Figures showing that between 1989 and 1992 the council spent more than pounds 400 a head in the mainly Catholic town of Coatbridge and less than pounds 100 a head in mainly Protestant Airdrie, expose the leadership's sectarian bias, they claim.
In an interview with the Independent on Sunday, Mr Brooks said: 'The rebels are jealous of our success. They want to depose us and take over the council.'
He insisted that relatives on the payroll were 'well qualified and fairly appointed.' A decision to use green coloured forms for job applicants related to councillors and pink ones for the unemployed was 'purely designed to increase administrative efficiency'.
Records for the last 10 years, he said, showed that spending had been evenly distributed throughout the district.
But in the industrial tribunal in Glasgow on Wednesday, one of Mr Brooks's senior colleagues faced charges that the exchange Mr Brady had secretly tape-recorded revealed that the council had victimised 'troublesome' staff. A transcript of the conversation between Mr Brady and James Dempsey, director of leisure and recreation, revealed that Mr Dempsey was deeply concerned by a decision two years ago to sack a foreman called Tom McFarlane.
On the tape Mr Dempsey says: 'This man McFarlane . . . it's going to be a nasty one. He'll be going around to get support. I can't blame him . . . It's a totally embarrassing situation . . . I'll have to go to a tribunal. No way you could sit on a tribunal and tell a pack of lies . . . I expect that I'll be embarrassed . . . I've let the chief executive know I'm not happy about this.' He goes on to describe Mr McFarlane as 'a naughty boy'.

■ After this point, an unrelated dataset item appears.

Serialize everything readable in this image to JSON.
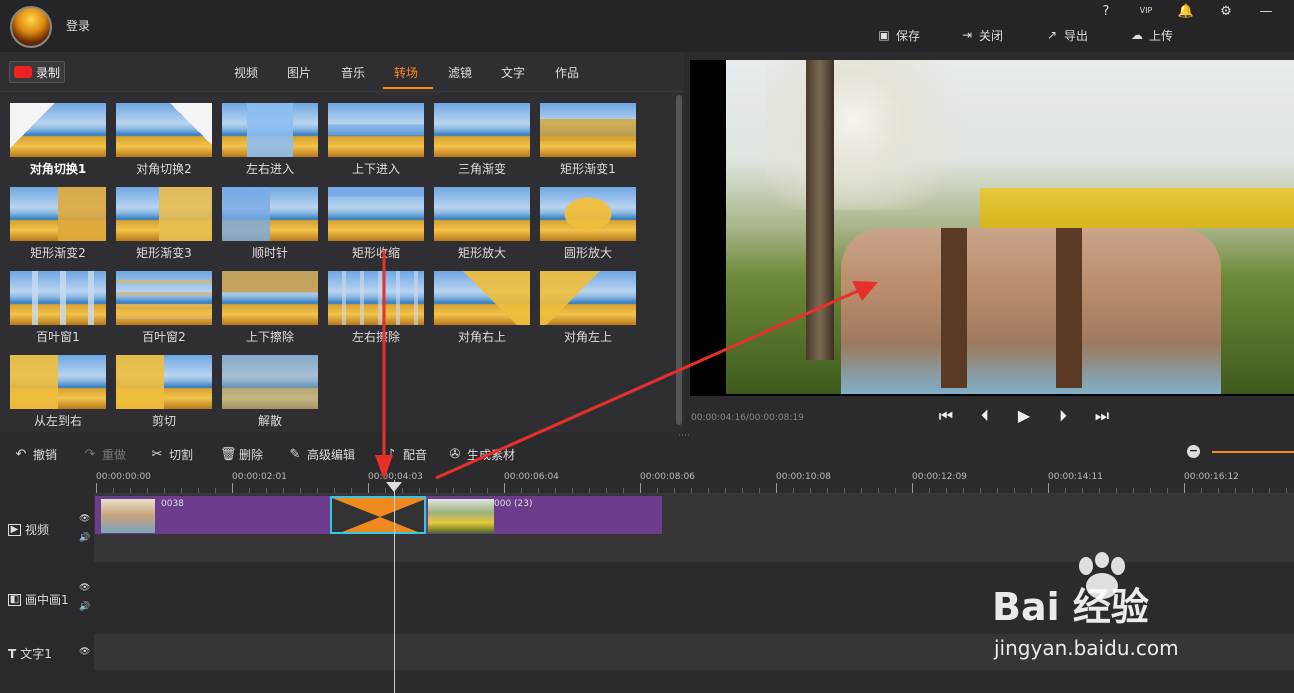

The tribunal heard that the decision to sack Mr McFarlane was taken by three councillors, including Mr Brooks, in a 'corridor meeting'. No minutes could be found.
Mr McFarlane, 52, alleges that Mr Dempsey's comments prove that he was sacked because, three months earlier, he had called for the resignation of a local Labour official who, he said, had manipulated a shortlist of candidates for local elections.

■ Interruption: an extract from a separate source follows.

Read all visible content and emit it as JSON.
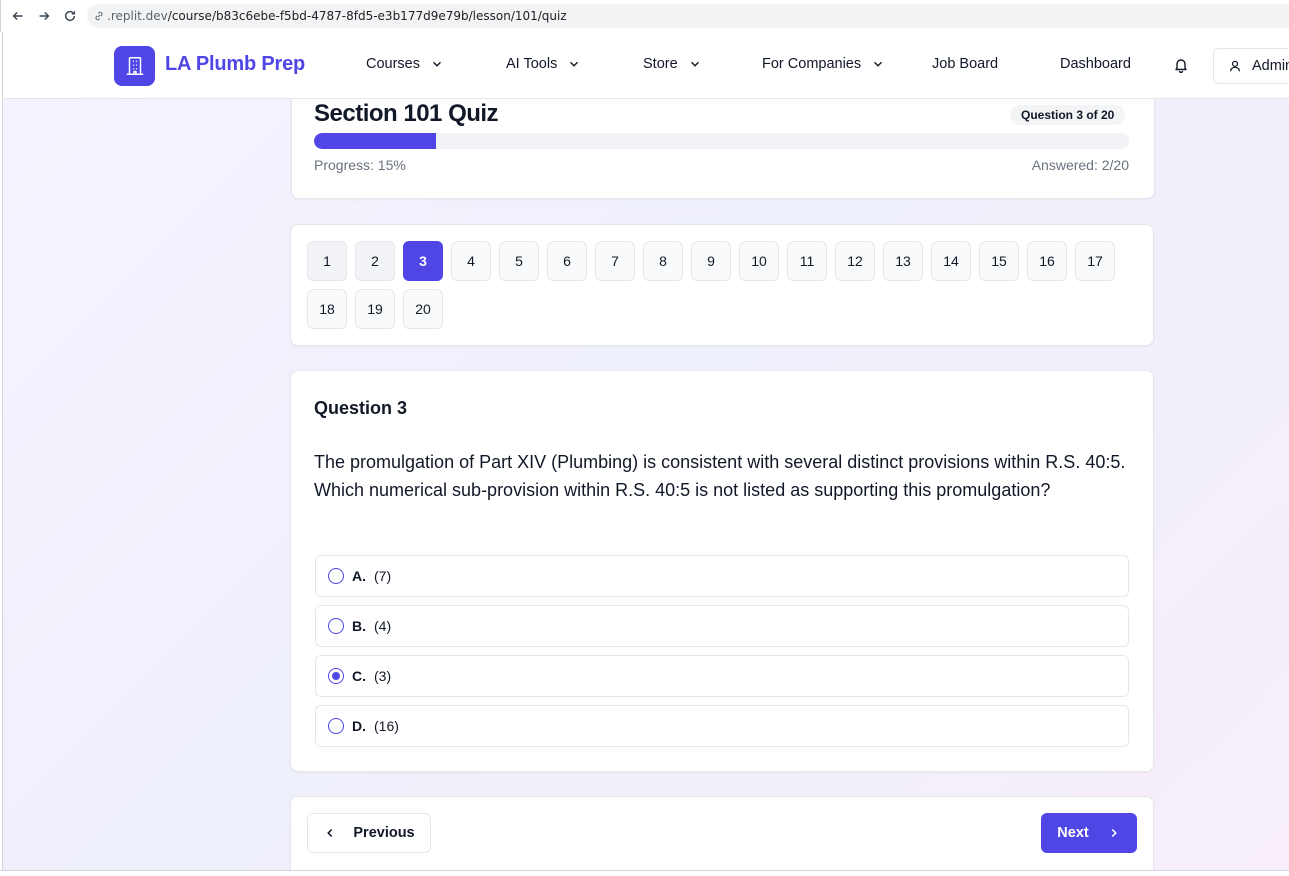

Councillors, he said, had hire and fire powers and 'if you didn't agree with them or their cronies in the local Labour party you were earmarked for the dole.'
Mr Dempsey told the tribunal he 'could not recall' why he had described Mr McFarlane as a naughty boy. He denied that the expression referred to criticism of Labour officials and insisted the decision to sack him, at a time when the council had a no-redundancy policy, was part of a 'rationalisation programme'.
The tribunal will give its ruling later this month.